The Fed said it will continue with its previously announced plan to let Treasury securities and agency debt and agency mortgage-backed securities roll off its balance sheet on a monthly basis.
“Inflation remains elevated, reflecting supply and demand imbalances related to the pandemic, higher food and energy prices, and broader price pressures,” the Fed said in a statement.
The Fed reassured investors that job gains have been strong and the unemployment rate has declined, but noted spending and production rates have softened. The 0.5% rate hike marks a step down in Fed tightening following four consecutive 0.75% rate hikes.
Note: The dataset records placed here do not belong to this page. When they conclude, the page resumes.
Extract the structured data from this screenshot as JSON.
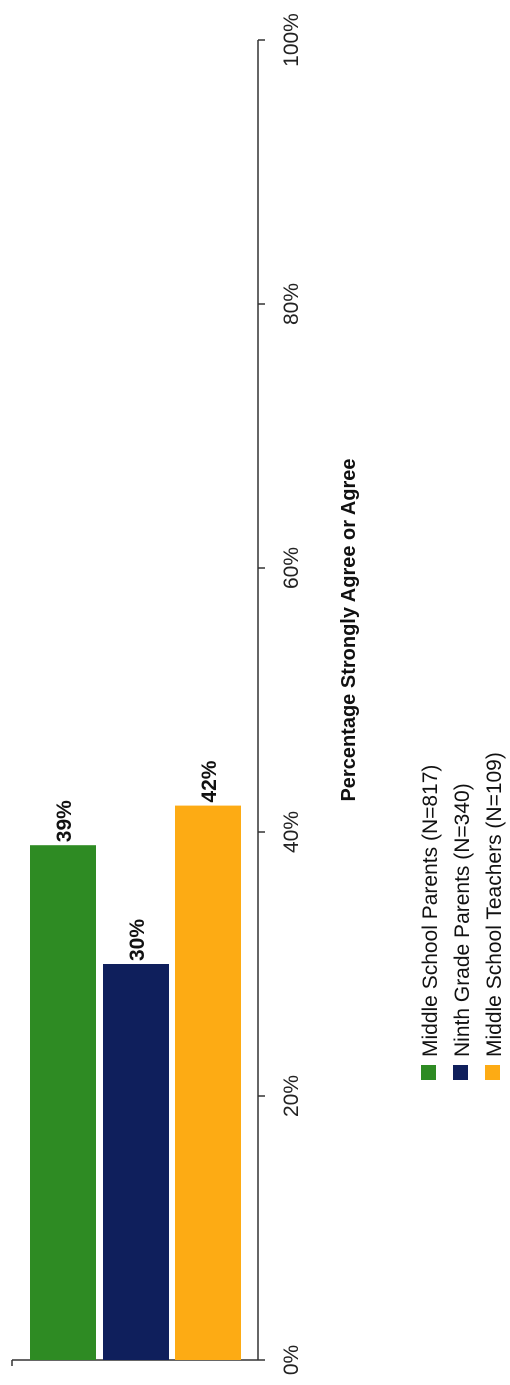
{
  "chart_data": {
    "type": "bar",
    "orientation": "rotated",
    "value_axis_label": "Percentage Strongly Agree or Agree",
    "value_range": [
      0,
      100
    ],
    "ticks": [
      "0%",
      "20%",
      "40%",
      "60%",
      "80%",
      "100%"
    ],
    "series": [
      {
        "name": "Middle School Parents (N=817)",
        "value": 39,
        "label": "39%",
        "color": "#2e8b23"
      },
      {
        "name": "Ninth Grade Parents (N=340)",
        "value": 30,
        "label": "30%",
        "color": "#0f1f5c"
      },
      {
        "name": "Middle School Teachers (N=109)",
        "value": 42,
        "label": "42%",
        "color": "#fdab14"
      }
    ],
    "legend_position": "bottom"
  }
}
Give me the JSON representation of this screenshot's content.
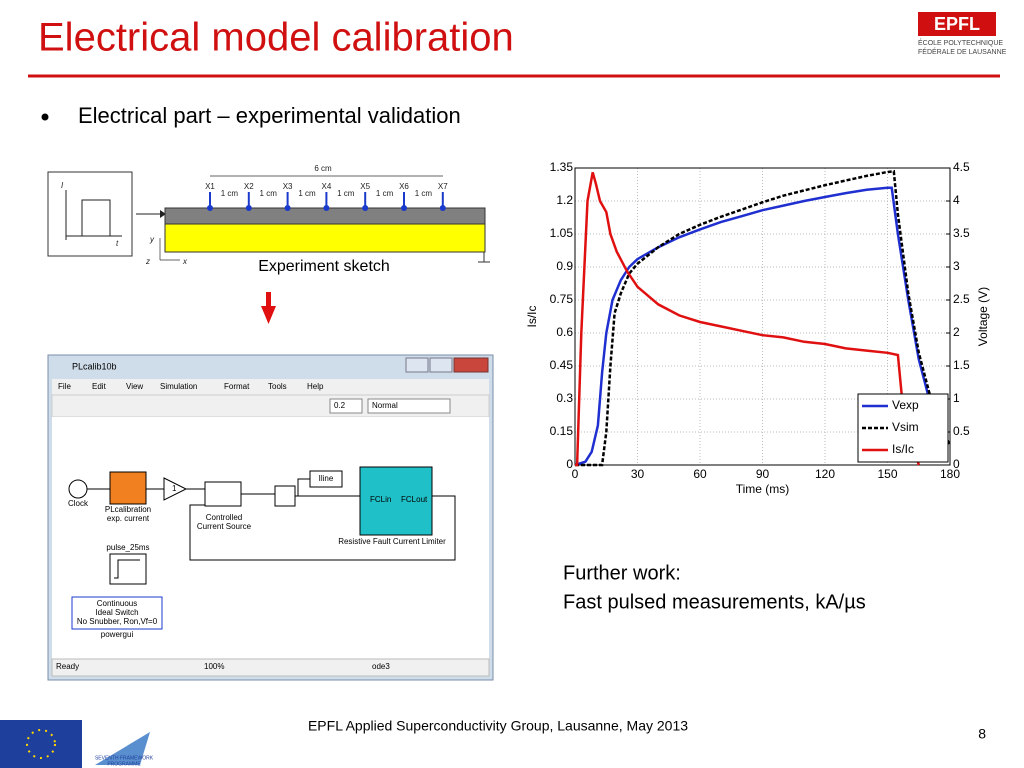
{
  "header": {
    "title": "Electrical model calibration",
    "logo": "EPFL",
    "logo_subtitle": [
      "ÉCOLE POLYTECHNIQUE",
      "FÉDÉRALE DE LAUSANNE"
    ]
  },
  "bullet": "Electrical part – experimental validation",
  "sketch": {
    "total_length": "6 cm",
    "positions": [
      "X1",
      "X2",
      "X3",
      "X4",
      "X5",
      "X6",
      "X7"
    ],
    "spacings": [
      "1 cm",
      "1 cm",
      "1 cm",
      "1 cm",
      "1 cm",
      "1 cm"
    ],
    "pulse_axes": [
      "I",
      "t"
    ],
    "coord_axes": [
      "y",
      "z",
      "x"
    ],
    "caption": "Experiment sketch"
  },
  "simulink": {
    "window_title": "PLcalib10b",
    "menu": [
      "File",
      "Edit",
      "View",
      "Simulation",
      "Format",
      "Tools",
      "Help"
    ],
    "stop_time": "0.2",
    "mode": "Normal",
    "blocks": {
      "clock": "Clock",
      "source": [
        "PLcalibration",
        "exp. current"
      ],
      "gain": "1",
      "current_source": [
        "Controlled",
        "Current Source"
      ],
      "iline": "Iline",
      "fcl_in": "FCLin",
      "fcl_out": "FCLout",
      "fcl": "Resistive Fault Current Limiter",
      "pulse": "pulse_25ms",
      "powergui": [
        "Continuous",
        "Ideal Switch",
        "No Snubber, Ron,Vf=0"
      ],
      "powergui_label": "powergui"
    },
    "status": [
      "Ready",
      "100%",
      "ode3"
    ]
  },
  "chart_data": {
    "type": "line",
    "xlabel": "Time (ms)",
    "ylabel": "Is/Ic",
    "y2label": "Voltage (V)",
    "xlim": [
      0,
      180
    ],
    "xticks": [
      0,
      30,
      60,
      90,
      120,
      150,
      180
    ],
    "ylim": [
      0,
      1.35
    ],
    "yticks": [
      0,
      0.15,
      0.3,
      0.45,
      0.6,
      0.75,
      0.9,
      1.05,
      1.2,
      1.35
    ],
    "y2lim": [
      0,
      4.5
    ],
    "y2ticks": [
      0,
      0.5,
      1,
      1.5,
      2,
      2.5,
      3,
      3.5,
      4,
      4.5
    ],
    "grid": true,
    "legend": "lower right",
    "series": [
      {
        "name": "Vexp",
        "color": "#1f2fd0",
        "dash": "solid",
        "axis": "y2",
        "x": [
          0,
          5,
          8,
          11,
          13,
          15,
          18,
          22,
          26,
          30,
          40,
          50,
          60,
          70,
          80,
          90,
          100,
          110,
          120,
          130,
          140,
          150,
          152,
          155,
          160,
          165,
          170,
          175,
          178
        ],
        "values": [
          0,
          0.05,
          0.2,
          0.6,
          1.4,
          2.0,
          2.5,
          2.8,
          3.0,
          3.12,
          3.3,
          3.45,
          3.57,
          3.68,
          3.77,
          3.86,
          3.93,
          4.0,
          4.06,
          4.12,
          4.17,
          4.2,
          4.2,
          3.5,
          2.5,
          1.6,
          1.0,
          0.5,
          0.3
        ]
      },
      {
        "name": "Vsim",
        "color": "#000000",
        "dash": "dashed",
        "axis": "y2",
        "x": [
          0,
          13,
          15,
          17,
          19,
          22,
          26,
          30,
          40,
          50,
          60,
          70,
          80,
          90,
          100,
          110,
          120,
          130,
          140,
          150,
          153,
          155,
          160,
          165,
          170,
          175,
          180
        ],
        "values": [
          0,
          0,
          0.5,
          1.5,
          2.3,
          2.6,
          2.9,
          3.05,
          3.3,
          3.5,
          3.64,
          3.76,
          3.87,
          3.98,
          4.08,
          4.16,
          4.24,
          4.31,
          4.38,
          4.44,
          4.45,
          3.8,
          2.6,
          1.7,
          1.1,
          0.6,
          0.3
        ]
      },
      {
        "name": "Is/Ic",
        "color": "#e01010",
        "dash": "solid",
        "x": [
          0,
          1,
          3,
          6,
          8.5,
          10,
          12,
          15,
          17,
          20,
          25,
          30,
          40,
          50,
          60,
          70,
          80,
          90,
          100,
          110,
          120,
          130,
          140,
          150,
          155,
          157,
          162,
          165
        ],
        "values": [
          0,
          0,
          0.6,
          1.2,
          1.33,
          1.28,
          1.2,
          1.15,
          1.05,
          0.97,
          0.88,
          0.81,
          0.73,
          0.68,
          0.65,
          0.63,
          0.61,
          0.59,
          0.58,
          0.56,
          0.55,
          0.53,
          0.52,
          0.51,
          0.5,
          0.3,
          0.1,
          0
        ]
      }
    ]
  },
  "further_work": [
    "Further work:",
    "Fast pulsed measurements, kA/µs"
  ],
  "footer": {
    "text": "EPFL Applied Superconductivity Group, Lausanne, May 2013",
    "page": "8",
    "fp7": [
      "SEVENTH FRAMEWORK",
      "PROGRAMME"
    ]
  }
}
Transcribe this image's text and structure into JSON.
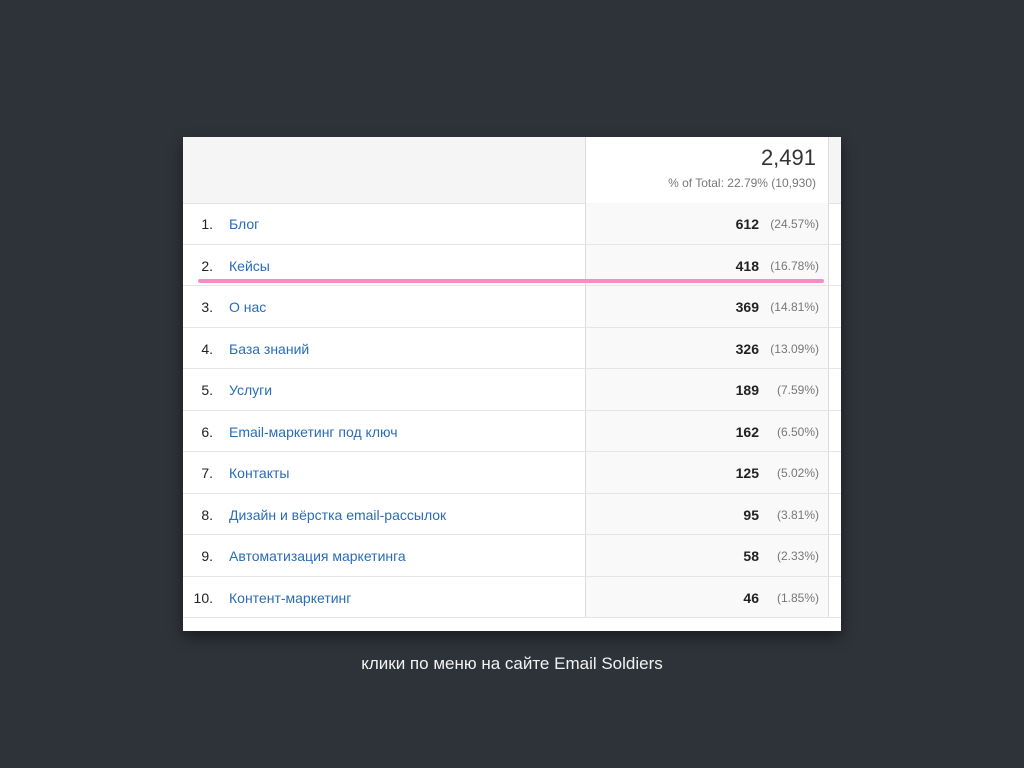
{
  "header": {
    "total_value": "2,491",
    "total_sub": "% of Total: 22.79% (10,930)"
  },
  "rows": [
    {
      "num": "1.",
      "label": "Блог",
      "value": "612",
      "pct": "(24.57%)"
    },
    {
      "num": "2.",
      "label": "Кейсы",
      "value": "418",
      "pct": "(16.78%)"
    },
    {
      "num": "3.",
      "label": "О нас",
      "value": "369",
      "pct": "(14.81%)"
    },
    {
      "num": "4.",
      "label": "База знаний",
      "value": "326",
      "pct": "(13.09%)"
    },
    {
      "num": "5.",
      "label": "Услуги",
      "value": "189",
      "pct": "(7.59%)"
    },
    {
      "num": "6.",
      "label": "Email-маркетинг под ключ",
      "value": "162",
      "pct": "(6.50%)"
    },
    {
      "num": "7.",
      "label": "Контакты",
      "value": "125",
      "pct": "(5.02%)"
    },
    {
      "num": "8.",
      "label": "Дизайн и вёрстка email-рассылок",
      "value": "95",
      "pct": "(3.81%)"
    },
    {
      "num": "9.",
      "label": "Автоматизация маркетинга",
      "value": "58",
      "pct": "(2.33%)"
    },
    {
      "num": "10.",
      "label": "Контент-маркетинг",
      "value": "46",
      "pct": "(1.85%)"
    }
  ],
  "caption": "клики по меню на сайте Email Soldiers",
  "colors": {
    "background": "#2e333a",
    "link": "#2a6cb5",
    "highlight": "#f58dc4"
  }
}
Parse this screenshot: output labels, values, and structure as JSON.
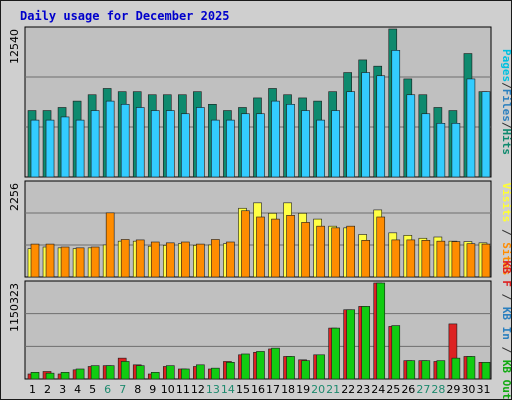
{
  "chart_data": {
    "type": "bar",
    "title": "Daily usage for December 2025",
    "categories": [
      "1",
      "2",
      "3",
      "4",
      "5",
      "6",
      "7",
      "8",
      "9",
      "10",
      "11",
      "12",
      "13",
      "14",
      "15",
      "16",
      "17",
      "18",
      "19",
      "20",
      "21",
      "22",
      "23",
      "24",
      "25",
      "26",
      "27",
      "28",
      "29",
      "30",
      "31"
    ],
    "weekend_days": [
      "6",
      "7",
      "13",
      "14",
      "20",
      "21",
      "27",
      "28"
    ],
    "panels": [
      {
        "ymax_label": "12540",
        "ylim": [
          0,
          12540
        ],
        "legend": [
          {
            "label": "Pages",
            "color": "#00c0e0"
          },
          {
            "label": "/",
            "color": "#333333"
          },
          {
            "label": "Files",
            "color": "#2a7fbf"
          },
          {
            "label": "/",
            "color": "#333333"
          },
          {
            "label": "Hits",
            "color": "#0e8a6e"
          }
        ],
        "series": [
          {
            "name": "Hits",
            "color": "#0e8a6e",
            "values": [
              5630,
              5630,
              5890,
              6430,
              6970,
              7500,
              7230,
              7230,
              6970,
              6970,
              6970,
              7230,
              6160,
              5630,
              5890,
              6700,
              7500,
              6970,
              6700,
              6430,
              7230,
              8850,
              9920,
              9390,
              12540,
              8310,
              6970,
              5890,
              5630,
              10460,
              7230
            ]
          },
          {
            "name": "Pages",
            "color": "#33ccff",
            "values": [
              4820,
              4820,
              5090,
              4820,
              5630,
              6430,
              6160,
              5890,
              5630,
              5630,
              5360,
              5890,
              4820,
              4820,
              5360,
              5360,
              6430,
              6160,
              5630,
              4820,
              5630,
              7230,
              8850,
              8580,
              10730,
              6970,
              5360,
              4550,
              4550,
              8310,
              7230
            ]
          }
        ]
      },
      {
        "ymax_label": "2256",
        "ylim": [
          0,
          2256
        ],
        "legend": [
          {
            "label": "Visits",
            "color": "#ffff33"
          },
          {
            "label": " / ",
            "color": "#333333"
          },
          {
            "label": "Sites",
            "color": "#ff8c00"
          }
        ],
        "series": [
          {
            "name": "Visits",
            "color": "#ffff44",
            "values": [
              680,
              720,
              700,
              680,
              700,
              770,
              860,
              860,
              740,
              760,
              800,
              760,
              770,
              800,
              1650,
              1780,
              1530,
              1780,
              1530,
              1390,
              1220,
              1180,
              1020,
              1610,
              1060,
              1000,
              930,
              960,
              860,
              850,
              820
            ]
          },
          {
            "name": "Sites",
            "color": "#ff8c00",
            "values": [
              790,
              790,
              720,
              700,
              720,
              1540,
              900,
              890,
              840,
              820,
              840,
              790,
              900,
              840,
              1590,
              1440,
              1390,
              1480,
              1310,
              1220,
              1180,
              1220,
              880,
              1440,
              890,
              890,
              880,
              860,
              850,
              800,
              790
            ]
          }
        ]
      },
      {
        "ymax_label": "1150323",
        "ylim": [
          0,
          1150323
        ],
        "legend": [
          {
            "label": "KB F",
            "color": "#dd2222"
          },
          {
            "label": " / ",
            "color": "#333333"
          },
          {
            "label": "KB In",
            "color": "#2a7fbf"
          },
          {
            "label": " / ",
            "color": "#333333"
          },
          {
            "label": "KB Out",
            "color": "#11aa11"
          }
        ],
        "series": [
          {
            "name": "KB F",
            "color": "#dd2222",
            "values": [
              60000,
              90000,
              60000,
              110000,
              150000,
              160000,
              250000,
              170000,
              60000,
              150000,
              120000,
              150000,
              120000,
              210000,
              290000,
              320000,
              360000,
              270000,
              230000,
              290000,
              610000,
              830000,
              870000,
              1150323,
              630000,
              220000,
              220000,
              210000,
              660000,
              270000,
              200000
            ]
          },
          {
            "name": "KB Out",
            "color": "#11cc11",
            "values": [
              80000,
              70000,
              80000,
              120000,
              160000,
              160000,
              210000,
              160000,
              80000,
              160000,
              120000,
              170000,
              130000,
              200000,
              300000,
              330000,
              370000,
              270000,
              220000,
              290000,
              610000,
              830000,
              870000,
              1150323,
              640000,
              220000,
              220000,
              220000,
              250000,
              270000,
              200000
            ]
          }
        ]
      }
    ]
  }
}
The statement comes after the Labor Department reported the U.S. economy added 263,000 jobs in November, beating economist estimates of 200,000 jobs. The unemployment rate stands at 3.7%, and hourly wages were up 5.1% from a year ago.
All 12 Fed members voted unanimously for the 0.5% hike.
The Consumer Price Index (CPI) was up 7.1% in November, down from a 2022 peak of 9.1% in June. The bond market currently projects a 71% chance the Fed funds rate will rise at least another 0.5% by March 2023.
The SPDR S&P 500 ETF Trust SPY rose by 0.5% on Wednesday following the announcement before trading negative.
Economic Projections: The Federal Reserve also released new “dot plot” economic forecasts on Wednesday. FOMC members are now projecting a 2023 terminal interest rate of 5.1%, up from 4.6% in September. FOMC members do not see a pivot from rate hikes to rate cuts until 2024.
Federal Reserve members are projecting a 2023 U.S. unemployment rate of 4.6%, up from 4.4% in September. The committee’s 2023 GDP growth projection dropped from 1.2% to 0.5% and its 2024 GDP growth projection dropped from 1.7% to 1.6%. The Fed is now projecting 2023 PCE inflation of 3.1%, up from previous estimates of 2.8%.